In Saxondom, for centuries before the Conquest, "history" is made chiefly by the primitive forces of tribal and local animosity, the Northmen coming in to complicate the insoluble strifes of the earlier English, partly uniting these against them, dominating some, and getting ultimately absorbed in the population, but probably constituting for long an extra source of conflict in domestic politics. A broad difference of accent, as in the Scandinavian States down to our own day, is often a strain on fellowship. In any case, the Anglo-Saxons at the time of the Conquest, as always from the time of their own entry, showed themselves utterly devoid of the "gift of union" which has been ascribed to their "race," as to the Roman. No "Celts" were ever more hopelessly divided: the Battle of Hastings is the crowning proof.[996] And in the absence of leading and stimulus from a higher culture, so little progressive force is there in a group of struggling barbaric communities that there was only the scantiest political and other improvement in Saxon England during hundreds of years. When Alfred strove to build up a civilisation, he turned as a matter of course to the Franks.[997] The one civilising force was that of the slight contacts kept up with the Continent, perhaps the most important being the organisation of the Church. It was the Norman Conquest, bringing with it a multitude of new contacts, and an entrance of swarms of French and Flemish artificers and clerics, that decisively began the civilisation of England. The Teutonic basis, barbarous as it was, showed symptoms of degeneration rather than of development. In brief, France was mainly civilised through Italy; England was mainly civilised through France.
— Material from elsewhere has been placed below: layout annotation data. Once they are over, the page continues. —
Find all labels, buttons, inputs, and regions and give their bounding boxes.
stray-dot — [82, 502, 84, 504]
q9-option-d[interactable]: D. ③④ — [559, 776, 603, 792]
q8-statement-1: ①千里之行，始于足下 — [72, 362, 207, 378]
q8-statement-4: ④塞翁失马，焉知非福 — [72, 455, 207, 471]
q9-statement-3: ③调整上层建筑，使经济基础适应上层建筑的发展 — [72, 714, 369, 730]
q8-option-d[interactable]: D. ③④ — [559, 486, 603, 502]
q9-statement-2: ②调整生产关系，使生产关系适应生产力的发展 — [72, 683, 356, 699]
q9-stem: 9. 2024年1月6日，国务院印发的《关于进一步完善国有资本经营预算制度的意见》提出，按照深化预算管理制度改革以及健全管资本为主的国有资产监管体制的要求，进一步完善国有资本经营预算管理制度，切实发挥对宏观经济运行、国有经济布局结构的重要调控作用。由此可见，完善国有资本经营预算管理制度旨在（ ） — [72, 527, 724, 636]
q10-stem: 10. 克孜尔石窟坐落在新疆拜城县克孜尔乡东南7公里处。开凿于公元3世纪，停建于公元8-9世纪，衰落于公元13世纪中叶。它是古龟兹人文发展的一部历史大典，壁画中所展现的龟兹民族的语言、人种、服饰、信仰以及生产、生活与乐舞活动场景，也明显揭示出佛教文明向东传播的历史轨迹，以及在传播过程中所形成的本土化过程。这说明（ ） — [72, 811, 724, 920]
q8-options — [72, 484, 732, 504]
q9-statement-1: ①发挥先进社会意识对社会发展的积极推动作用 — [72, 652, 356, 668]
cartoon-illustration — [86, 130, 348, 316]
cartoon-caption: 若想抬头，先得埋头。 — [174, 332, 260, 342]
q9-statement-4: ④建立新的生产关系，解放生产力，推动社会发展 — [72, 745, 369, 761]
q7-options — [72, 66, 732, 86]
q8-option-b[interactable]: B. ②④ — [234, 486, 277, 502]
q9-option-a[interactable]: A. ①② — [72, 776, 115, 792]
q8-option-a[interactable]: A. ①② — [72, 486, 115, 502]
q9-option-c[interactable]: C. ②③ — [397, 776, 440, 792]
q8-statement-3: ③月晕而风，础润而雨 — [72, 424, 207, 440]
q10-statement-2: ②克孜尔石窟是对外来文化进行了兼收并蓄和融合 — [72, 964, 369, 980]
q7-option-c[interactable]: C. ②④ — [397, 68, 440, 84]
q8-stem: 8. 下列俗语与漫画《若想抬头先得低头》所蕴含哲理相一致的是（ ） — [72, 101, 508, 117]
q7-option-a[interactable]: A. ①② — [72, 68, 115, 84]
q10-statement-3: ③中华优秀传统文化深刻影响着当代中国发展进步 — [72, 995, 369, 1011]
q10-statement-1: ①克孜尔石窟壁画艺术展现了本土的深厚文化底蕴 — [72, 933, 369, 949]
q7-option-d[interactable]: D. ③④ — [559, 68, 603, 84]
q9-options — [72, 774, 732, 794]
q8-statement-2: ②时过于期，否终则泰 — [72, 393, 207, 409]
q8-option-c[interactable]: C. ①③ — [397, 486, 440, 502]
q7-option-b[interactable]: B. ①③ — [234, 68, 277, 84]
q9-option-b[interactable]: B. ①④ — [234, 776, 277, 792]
Bishop Stubbs, after admitting as much (§ 91, i, 269, 270) and noting the Norman "genius for every branch of organisation," proceeds to say "that the Norman polity had very little substantial organisation of its own, and that it was native energy that wrought the subsequent transformation." His own pages supply the disproof. See in particular as to the legislative and administrative activity of Henry II, § 147, i, 530-33. As to the arrest or degeneration of the Saxon civilisation, cp. § 79, i, 227, 228; Sharon Turner, History of England during the Middle Ages, 2nd ed. i, 1, 73; H.W. C. Davis, England under the Normans and the Angevins, 1905, p. 1; Pearson, History of England during the Early and Middle Ages, 1867, i, 288, 308-12, 321, 343, 346, 347; Abdy, as cited above. Mr. Pearson's testimony, it should be noted, is that of a partisan and eulogist of the "race."